|
A morte de pelo menos
nove soldados israelenses em combate com o Hezbollah no sul do Líbano
é um golpe "horrível" no moral dos israelenses,
extraordinariamente sensíveis a baixas de seus militares. Mas é
apenas um revés, que não indica o resultado final da luta.
A avaliação é do tenente-coronel da reserva Ron Ben-Yishai,
especialista em assuntos militares e ex-assessor do presidente de Israel,
Moshe Katsav.
Em entrevista ao Estado,
pelo telefone, na noite de ontem, de sua casa em Tel-Aviv, Ben-Yishai,
de 62 anos, defendeu a ofensiva militar israelense: "O que você
queria que fizéssemos? Aplicássemos sedativos neles?"

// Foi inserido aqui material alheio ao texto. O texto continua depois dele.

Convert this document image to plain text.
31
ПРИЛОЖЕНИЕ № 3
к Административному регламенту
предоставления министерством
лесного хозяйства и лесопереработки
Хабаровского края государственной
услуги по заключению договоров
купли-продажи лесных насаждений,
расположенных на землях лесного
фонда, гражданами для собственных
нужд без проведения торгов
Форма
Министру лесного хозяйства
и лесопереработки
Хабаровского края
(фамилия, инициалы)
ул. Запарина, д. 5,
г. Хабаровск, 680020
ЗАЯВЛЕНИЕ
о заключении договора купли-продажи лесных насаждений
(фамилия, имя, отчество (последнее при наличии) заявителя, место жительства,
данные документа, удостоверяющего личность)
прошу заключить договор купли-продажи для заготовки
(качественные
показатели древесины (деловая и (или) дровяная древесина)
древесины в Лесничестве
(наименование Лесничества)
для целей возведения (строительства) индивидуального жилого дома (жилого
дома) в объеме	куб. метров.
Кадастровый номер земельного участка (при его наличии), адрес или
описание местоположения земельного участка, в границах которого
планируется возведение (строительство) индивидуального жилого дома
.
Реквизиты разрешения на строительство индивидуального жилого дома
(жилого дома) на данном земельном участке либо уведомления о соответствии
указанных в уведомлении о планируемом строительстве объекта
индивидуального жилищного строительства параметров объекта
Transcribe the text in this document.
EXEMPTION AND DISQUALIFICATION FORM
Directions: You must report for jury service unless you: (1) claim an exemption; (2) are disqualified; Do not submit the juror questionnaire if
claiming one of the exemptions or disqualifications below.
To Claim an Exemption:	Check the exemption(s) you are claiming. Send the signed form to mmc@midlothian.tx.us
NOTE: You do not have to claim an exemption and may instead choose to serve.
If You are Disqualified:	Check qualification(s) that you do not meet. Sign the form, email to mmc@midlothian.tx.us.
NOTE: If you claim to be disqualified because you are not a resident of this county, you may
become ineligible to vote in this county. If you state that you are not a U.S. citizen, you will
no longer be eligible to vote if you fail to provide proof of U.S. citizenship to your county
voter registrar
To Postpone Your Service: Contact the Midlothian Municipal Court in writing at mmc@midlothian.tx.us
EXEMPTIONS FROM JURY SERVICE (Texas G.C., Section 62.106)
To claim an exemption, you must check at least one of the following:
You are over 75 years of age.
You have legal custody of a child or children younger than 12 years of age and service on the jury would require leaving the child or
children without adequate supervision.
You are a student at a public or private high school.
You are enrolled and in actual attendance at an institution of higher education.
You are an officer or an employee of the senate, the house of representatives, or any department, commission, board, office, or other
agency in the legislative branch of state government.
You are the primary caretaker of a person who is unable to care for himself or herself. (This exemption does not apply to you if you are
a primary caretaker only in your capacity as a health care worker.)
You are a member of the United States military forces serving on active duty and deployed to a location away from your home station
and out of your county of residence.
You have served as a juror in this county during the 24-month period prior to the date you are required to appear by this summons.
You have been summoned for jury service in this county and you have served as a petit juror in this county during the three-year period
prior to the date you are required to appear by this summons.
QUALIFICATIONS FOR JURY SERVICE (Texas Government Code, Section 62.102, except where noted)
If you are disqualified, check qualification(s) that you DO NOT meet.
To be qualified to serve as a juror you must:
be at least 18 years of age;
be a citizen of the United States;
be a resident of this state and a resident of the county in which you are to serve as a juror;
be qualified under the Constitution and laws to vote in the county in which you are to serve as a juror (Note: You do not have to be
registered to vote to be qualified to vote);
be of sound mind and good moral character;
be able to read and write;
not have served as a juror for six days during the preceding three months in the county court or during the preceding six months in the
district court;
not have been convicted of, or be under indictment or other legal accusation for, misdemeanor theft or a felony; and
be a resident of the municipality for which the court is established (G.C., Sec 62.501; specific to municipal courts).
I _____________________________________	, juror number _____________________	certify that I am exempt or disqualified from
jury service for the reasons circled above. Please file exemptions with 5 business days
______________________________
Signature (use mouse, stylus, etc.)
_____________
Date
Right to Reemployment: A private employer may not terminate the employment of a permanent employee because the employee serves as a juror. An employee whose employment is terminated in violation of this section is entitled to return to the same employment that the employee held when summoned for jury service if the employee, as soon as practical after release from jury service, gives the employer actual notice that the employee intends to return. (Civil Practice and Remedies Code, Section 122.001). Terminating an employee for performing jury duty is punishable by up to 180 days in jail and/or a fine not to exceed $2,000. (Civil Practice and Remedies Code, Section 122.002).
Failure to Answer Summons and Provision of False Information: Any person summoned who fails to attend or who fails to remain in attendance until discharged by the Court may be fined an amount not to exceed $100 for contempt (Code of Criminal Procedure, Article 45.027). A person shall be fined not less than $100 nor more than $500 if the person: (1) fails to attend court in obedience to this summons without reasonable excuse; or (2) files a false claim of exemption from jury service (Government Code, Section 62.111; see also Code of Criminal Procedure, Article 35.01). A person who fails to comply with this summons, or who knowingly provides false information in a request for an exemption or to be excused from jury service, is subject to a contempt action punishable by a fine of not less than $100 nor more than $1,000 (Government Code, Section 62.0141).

Enumerou objetivos, explicou por que o Hezbollah continua capacitado a
disparar centenas de foguetes contra o norte de Israel depois de duas
semanas de bombardeios e esmiuçou o poderio militar desse grupo
"semi-regular" que atraiu o inimigo para uma "armadilha":
a guerra de guerrilha em seu terreno.
O Hezbollah está
conseguindo atrair Israel para seu jogo, a guerra de guerrilha em seu
terreno. Os soldados israelenses estão preparados para esse tipo
de combate?
Estão.
Em 90% dos casos de escaramuças com combatentes do Hezbollah, os
soldados israelenses levaram a melhor. É verdade que o Hezbollah
está conseguindo atrair os soldados israelenses para uma armadilha.
Mas é da natureza da luta. Ontem (anteontem) parecia que
todos tinham fugido. E quando os soldados começaram as buscas no
povoado, fizeram uma emboscada bem-sucedida. Isso acontece nas guerras.
O resultado é horrível, do ponto de vista de Israel. Você
sabe como os israelenses são sensíveis a baixas de nossos
soldados. Mas, ao mesmo tempo, Israel está em guerra há
58 anos, e os israelenses entendem que nas guerras há altos e baixos.
Se a causa da guerra é correta e justa, eles estão prontos
para lutar. Acho que esse é o caso hoje. Claro que o resultado
dessa emboscada é um golpe no moral dos israelenses.
Que unidade atua
naquela área?
É
uma famosa brigada da infantaria chamada Golani, que teve muito êxito
nos últimos 5 anos de intifada. A Golani é uma espécie
de ponta-de-lança. Mas mesmo na intifada houve casos em que os
palestinos conseguiram infligir baixas nos soldados israelenses, às
vezes pesadas. Mas no final Israel conseguiu reprimir a intifada. O mesmo
se aplica aqui. Um único revés não aponta necessariamente
para o resultado final da campanha.
Qual o efetivo
do Hezbollah?
Nossa inteligência
acredita que seja de 4 mil a 5 mil combatentes. Depende de se você
inclui os que cuidam da logística. Eles têm sistema de logística
muito elaborado e estão muito bem armados. Não têm
tanques e aviões, mas têm todo o resto: muitas aeronaves
não tripuladas, que equipam com explosivos para lançar contra
Israel; canhões, artilharia e formidável arsenal de 12.500
foguetes de todos os tipos. Já dispararam 3 mil. Entre 2 mil e
3 mil foram destruídos. Então, eles ainda têm pelo
menos a metade. Há os Katiushas de fabricação russa,
de curto alcance, 20 a 30 quilômetros. Os mísseis iranianos
de curto alcance, 50 a 70 quilômetros. E mísseis de mais
longo alcance, de 120 a 200 quilômetros, que podem atingir Tel-Aviv.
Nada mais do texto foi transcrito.